Supporting information for this article is available at https://doi.org/10.1162/netn_a_00441.

Jawata Afnan: Formal analysis; Investigation; Methodology; Writing – original draft; Writing – review & editing. Zhengchen Cai: Investigation; Methodology; Visualization; Writing – review & editing. Jean-Marc Lina: Investigation; Methodology; Writing – review & editing. Chifaou Abdallah: Investigation. Giovanni Pellegrino: Data curation. Giorgio Arcara: Data curation. Hassan Khajehpour: Methodology. Birgit Frauscher: Resources; Writing – review & editing. Jean Gotman: Conceptualization; Methodology; Supervision; Writing – review & editing. Christophe Grova: Conceptualization; Methodology; Supervision; Writing – review & editing.

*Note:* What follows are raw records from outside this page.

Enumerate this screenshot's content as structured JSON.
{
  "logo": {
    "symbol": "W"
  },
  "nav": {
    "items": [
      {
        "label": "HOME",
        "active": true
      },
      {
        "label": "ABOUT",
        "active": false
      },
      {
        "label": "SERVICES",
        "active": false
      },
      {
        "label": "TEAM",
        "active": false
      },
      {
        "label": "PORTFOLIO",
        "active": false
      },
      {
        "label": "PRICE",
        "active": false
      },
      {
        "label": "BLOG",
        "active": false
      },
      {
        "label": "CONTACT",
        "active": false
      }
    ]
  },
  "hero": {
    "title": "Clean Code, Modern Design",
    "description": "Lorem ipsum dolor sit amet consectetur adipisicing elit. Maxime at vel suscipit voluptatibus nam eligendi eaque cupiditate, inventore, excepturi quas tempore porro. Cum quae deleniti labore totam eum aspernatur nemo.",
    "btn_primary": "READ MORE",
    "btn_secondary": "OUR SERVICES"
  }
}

Jawata Afnan, Fonds de Recherche du Québec – Santé (https://dx.doi.org/10.13039/501100000156). Christophe Grova, CIHR, Award ID: PJT-159448. Jean Gotman, CIHR, Award ID: FDN 143208.

Resting-state brain:

Brain activity at rest (awake; not engaged in a specific task or external stimuli).

Functional connectivity:

Temporal relationship (e.g., correlation) between distinct brain regions measured using EEG/MEG, fMRI, or intracranial EEG.

Source leakage:

The smearing of estimated brain generators around the true generators due to the volume conduction (EEG) or field spread (MEG).

Source imaging:

The inverse problem allowing to estimate brain generators from sensor recordings (EEG/MEG).

Amplitude envelope correlation (AEC):

A functional connectivity metric measuring the correlation between amplitude envelopes of two signals from different brain regions.

Phase locking value (PLV):

A functional connectivity metric calculating the stability of phase difference between two signals over time (or trials).

Weighted phase lag index (wPLI):

A metric assessing the consistency of phase lags between two signals, weighted by signals’ amplitudes and removing zero-lag connectivity.

Zero-lag connectivity:

Synchronization between brain regions without any time delay, caused by true neuronal activity or source leakage.

Orthogonalized amplitude envelope correlation (OAEC):

Modified AEC that addresses source leakage by orthogonalizing signals before calculating correlation.